With all this taken care of, the engine was next. The actual 2JZ-GTE, which will be run in competition, is far from complete as Scorch Racing is still considering various setups. Everything else is in place, it's just the engine itself that needs to be swapped out for the final unit. Initial target times are in the low 9-second bracket and with such a high goal the stroked engine (they're experimenting with 3.8L stroker kits) is in a need for serious power. That's why you'll find two Blitz Triple K K5-700R turbochargers sitting on the custom manifold. They're bigger than the unit used on the '07 D1-GP Blitz Skyline of Ken Nomura, which produces over 600 ps by itself. To get these monsters to spool up the engine will need to take some serious rpm, as well as take the high boost levels a setup like this requires. Boost will be controlled with a pair of external wastegates and the Blitz boost controller.

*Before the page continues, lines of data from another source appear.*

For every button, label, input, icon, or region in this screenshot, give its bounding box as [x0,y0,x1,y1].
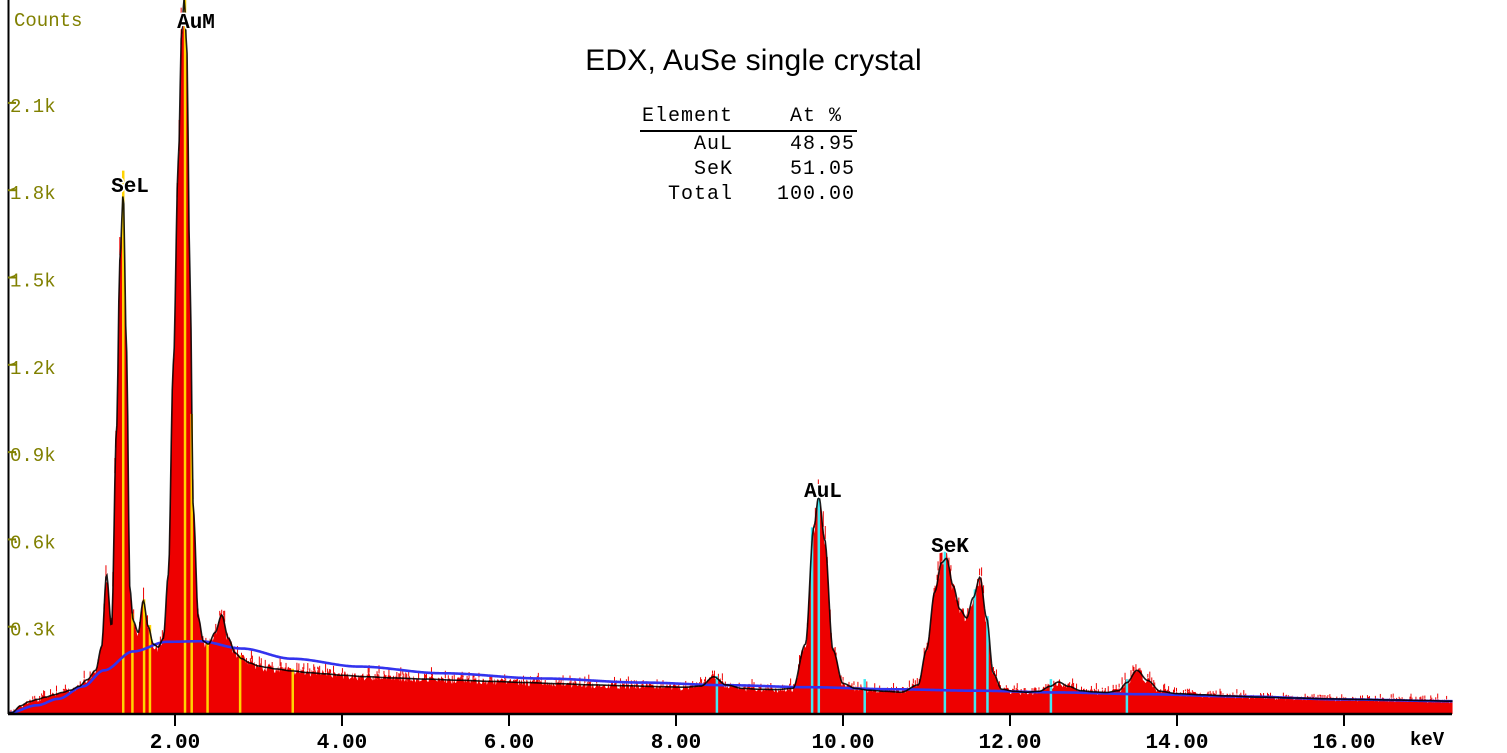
x-tick-label: 8.00 [651,732,701,753]
y-tick-label: 0.3k [10,620,56,642]
quantification-table: Element At % AuL 48.95 SeK 51.05 Total 1… [640,105,858,207]
y-axis-title: Counts [14,10,82,32]
x-tick-label: 2.00 [150,732,200,753]
y-tick-label: 1.2k [10,358,56,380]
peak-label-sek: SeK [931,536,969,559]
cell-at-pct: 51.05 [790,158,856,181]
fit-curve [8,0,1453,714]
x-tick-label: 16.00 [1312,732,1375,753]
element-marker-lines-yellow [121,0,294,714]
y-tick-label: 0.9k [10,445,56,467]
cell-element: SeK [694,158,734,181]
table-row: AuL 48.95 [640,131,857,157]
y-axis-ticks: 0.3k 0.6k 0.9k 1.2k 1.5k 1.8k 2.1k [8,96,56,642]
header-at-pct: At % [775,105,858,132]
cell-at-pct: 100.00 [777,183,856,206]
table-row: SeK 51.05 [640,157,857,182]
x-tick-label: 4.00 [317,732,367,753]
y-tick-label: 2.1k [10,96,56,118]
table-row: Total 100.00 [640,182,857,207]
x-axis-ticks: 2.00 4.00 6.00 8.00 10.00 12.00 14.00 16.00 [150,714,1376,753]
peak-label-aul: AuL [804,481,842,504]
table-header-row: Element At % [640,105,858,132]
x-tick-label: 14.00 [1145,732,1208,753]
header-element: Element [640,105,776,132]
x-tick-label: 12.00 [978,732,1041,753]
cell-at-pct: 48.95 [790,133,856,156]
x-tick-label: 10.00 [811,732,874,753]
x-axis-unit-label: keV [1410,729,1445,751]
cell-element: Total [668,183,734,206]
chart-title: EDX, AuSe single crystal [585,44,922,77]
element-marker-lines-cyan [715,485,1129,714]
y-tick-label: 1.5k [10,271,56,293]
peak-label-sel: SeL [111,176,149,199]
y-tick-label: 0.6k [10,532,56,554]
y-tick-label: 1.8k [10,183,56,205]
cell-element: AuL [694,133,734,156]
x-tick-label: 6.00 [484,732,534,753]
peak-label-aum: AuM [177,12,215,35]
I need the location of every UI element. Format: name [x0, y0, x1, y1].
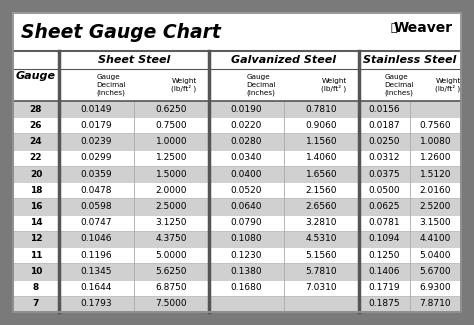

To help cool things down, custom piping connects the turbine outlets to the charge cooler built around a Blitz Type-C intercooler core. From there, the intake charge is taken to the intake manifold, dosed by a large diameter mechanical throttle. Before the throttle the nitrous oxide fogger has been positioned, which will help the engine get up to speed and spool up at lower rpm. Once the K5s start spinning up the nitrous will be cut. JUN Auto will supply a lot of the headgear like the cam pulleys, camshafts, and various valvetrain components.

Fuelling will consist of twin external pumps sending the fuel to the 1,000cc/min injectors. Once the engine has passed the first set of tests a secondary fuel rail will be added to provide the much needed fuel to get to the 1,500ps mark. The Ogura Racing quad-plate clutch will have the job of channeling all that power to the Jerico air-shift transmission and then on to the rear wheels. Sachs has been called in to provide the best possible suspension setup so SP-7 adjustable dampers were fitted. Helping drop speed after the run are the Wilwood four-pot front calipers, which bite down on curiously shaped rotors. The rear brakes will remain standard while the Simpson parachute will help things along after the finish line is crossed.